Financials and growth outlook

Mr. Sanjeev Aggarwal, CFO, framed the capital and margin matrix for the company. Aggarwal said the company is deploying a calibrated capex posture – large greenfield and brownfield investments are balanced against modular expansions and targeted upgrades – and pointed to the recent $130 million foreign currency raise that is earmarked for specific expansion projects across TBR, PCR and light radial lines.

On demand outlook, the company’s management voiced a cautiously optimistic macro stance – expecting mid-to-high single digit growth in exports and a domestic demand uptick driven by passenger vehicle recovery, rural revival and infrastructure-led freight growth. “With improved monsoons, eased interest rates and the GST tailwinds, we expect a positive reversal in consumer sentiment and sectoral demand,” Singhania said, with the company guiding to sustained double-digit consolidated growth in the near term, subject to cyclical variability.

Export and market diversification

Export markets are a strategic lever – JK Tyre uses its Mexico base for direct access to the US under USMCA while routing other products from India to Europe, LATAM and the Middle East. The management said exports represent a mid-high single digit portion of revenue and that the company has rebalanced shipments following recent trade turbulence. “We diverted previously US-destined shipments to Europe and Latin America where margins and access profiles are favourable,” the team explained.

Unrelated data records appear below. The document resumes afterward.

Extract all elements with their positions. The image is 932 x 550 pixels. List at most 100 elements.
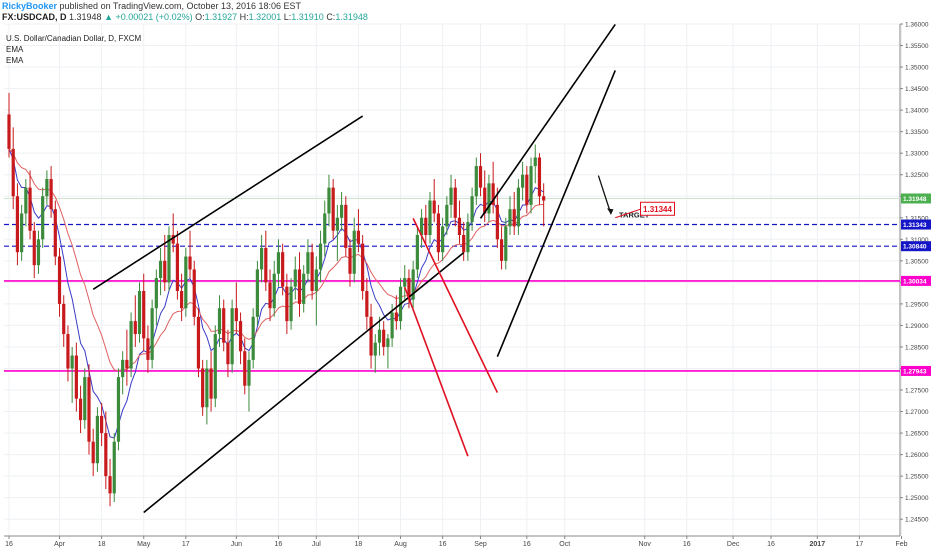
candle-body <box>331 187 335 231</box>
black-trendline <box>496 70 616 358</box>
candle-body <box>424 217 428 236</box>
price-tick-label: 1.27000 <box>905 409 929 416</box>
candle-body <box>74 355 78 399</box>
level-badge <box>901 193 931 204</box>
candle-body <box>264 247 268 283</box>
price-tick-label: 1.24500 <box>905 517 929 524</box>
ohlc-line: FX:USDCAD, D 1.31948 ▲ +0.00021 (+0.02%)… <box>2 12 368 22</box>
candle-body <box>116 377 121 442</box>
candle-body <box>15 196 20 253</box>
candle-body <box>150 308 154 360</box>
candle-body <box>390 312 394 339</box>
candle-body <box>243 351 247 386</box>
candle-body <box>158 260 163 279</box>
candle-body <box>293 269 297 287</box>
candle-body <box>213 334 217 399</box>
time-tick-label: Sep <box>474 541 487 548</box>
time-tick-label: 18 <box>355 541 363 548</box>
target-label: TARGET <box>619 210 650 219</box>
candle-body <box>91 441 95 464</box>
candle-body <box>142 290 146 339</box>
price-tick-label: 1.25500 <box>905 474 929 481</box>
time-tick-label: Jul <box>312 541 321 548</box>
candle-body <box>260 247 264 270</box>
candle-body <box>205 368 209 408</box>
price-tick-label: 1.27500 <box>905 388 929 395</box>
time-tick-label: May <box>137 541 151 548</box>
candle-body <box>167 235 171 283</box>
candle-body <box>348 247 352 274</box>
candle-body <box>133 321 137 335</box>
price-tick-label: 1.35500 <box>905 43 929 50</box>
candle-body <box>285 286 289 322</box>
candle-body <box>108 476 112 494</box>
candle-body <box>226 342 230 365</box>
candle-body <box>255 269 259 317</box>
price-tick-label: 1.25000 <box>905 495 929 502</box>
candle-body <box>542 196 546 201</box>
level-badge <box>901 365 931 376</box>
candle-body <box>41 196 45 240</box>
target-box-connector <box>615 208 641 219</box>
candle-body <box>344 204 348 248</box>
price-tick-label: 1.29000 <box>905 323 929 330</box>
author-link[interactable]: RickyBooker <box>2 1 58 11</box>
candle-body <box>112 441 116 494</box>
red-channel-line <box>412 218 499 393</box>
candle-body <box>369 316 373 356</box>
time-tick-label: 16 <box>439 541 447 548</box>
candle-body <box>188 256 192 270</box>
ema-legend-1[interactable]: EMA <box>6 45 24 54</box>
candle-body <box>478 166 483 188</box>
candle-body <box>525 174 529 205</box>
candle-body <box>11 148 15 197</box>
candle-body <box>474 166 478 197</box>
target-price-text: 1.31344 <box>643 205 672 214</box>
candle-body <box>361 243 365 291</box>
candle-body <box>382 329 386 347</box>
candle-body <box>453 187 457 218</box>
candle-body <box>201 368 205 408</box>
candle-body <box>483 187 487 214</box>
ema-legend-2[interactable]: EMA <box>6 56 24 65</box>
candle-body <box>445 204 449 227</box>
level-badge <box>901 275 931 286</box>
candle-body <box>504 226 508 261</box>
low-value: 1.31910 <box>291 12 324 22</box>
candle-body <box>83 377 87 421</box>
level-badge-label: 1.30840 <box>903 244 927 251</box>
candle-body <box>449 187 453 205</box>
candle-body <box>104 433 108 477</box>
target-arrow-head <box>607 208 614 215</box>
candle-body <box>121 359 125 378</box>
price-tick-label: 1.35000 <box>905 65 929 72</box>
candle-body <box>487 183 491 214</box>
level-badge-label: 1.31948 <box>903 196 927 203</box>
time-tick-label: 17 <box>182 541 190 548</box>
chart-grid <box>4 23 903 537</box>
candle-body <box>95 415 100 464</box>
time-tick-label: 16 <box>767 541 775 548</box>
ema-slow-line <box>8 148 544 372</box>
time-tick-label: 18 <box>98 541 106 548</box>
level-badge-label: 1.31343 <box>903 222 927 229</box>
target-price-box <box>640 201 675 216</box>
time-tick-label: 17 <box>856 541 864 548</box>
candle-body <box>146 338 150 360</box>
candle-body <box>180 290 184 309</box>
level-badge-label: 1.27943 <box>903 368 927 375</box>
candle-body <box>495 204 499 240</box>
candle-body <box>230 308 234 365</box>
price-tick-label: 1.34000 <box>905 108 929 115</box>
horizontal-levels <box>4 197 900 372</box>
candle-body <box>356 230 361 244</box>
candle-body <box>386 338 390 347</box>
price-tick-label: 1.31500 <box>905 215 929 222</box>
close-value: 1.31948 <box>335 12 368 22</box>
open-label: O: <box>195 12 205 22</box>
candle-body <box>238 321 243 352</box>
black-trendline <box>92 115 364 290</box>
level-badge-label: 1.30034 <box>903 278 927 285</box>
time-tick-label: Dec <box>727 541 740 548</box>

JK Tyre’s Chennai plant presents a repeatable template – marry high automation and digital control with targeted R&D, embed sustainability across operations and products, and pursue a premiumisation strategy to protect margins in a capital-intensive industry. As Mr. Singhania put it – “Investment is required to be green and future ready, but productivity and quality improvements let you balance that investment with profitability.” For stakeholders watching tyre companies recalibrate for EVs, export diversification and ESG, JK Tyre’s Chennai playbook is a pragmatic, execution-oriented case study in industrial transformation.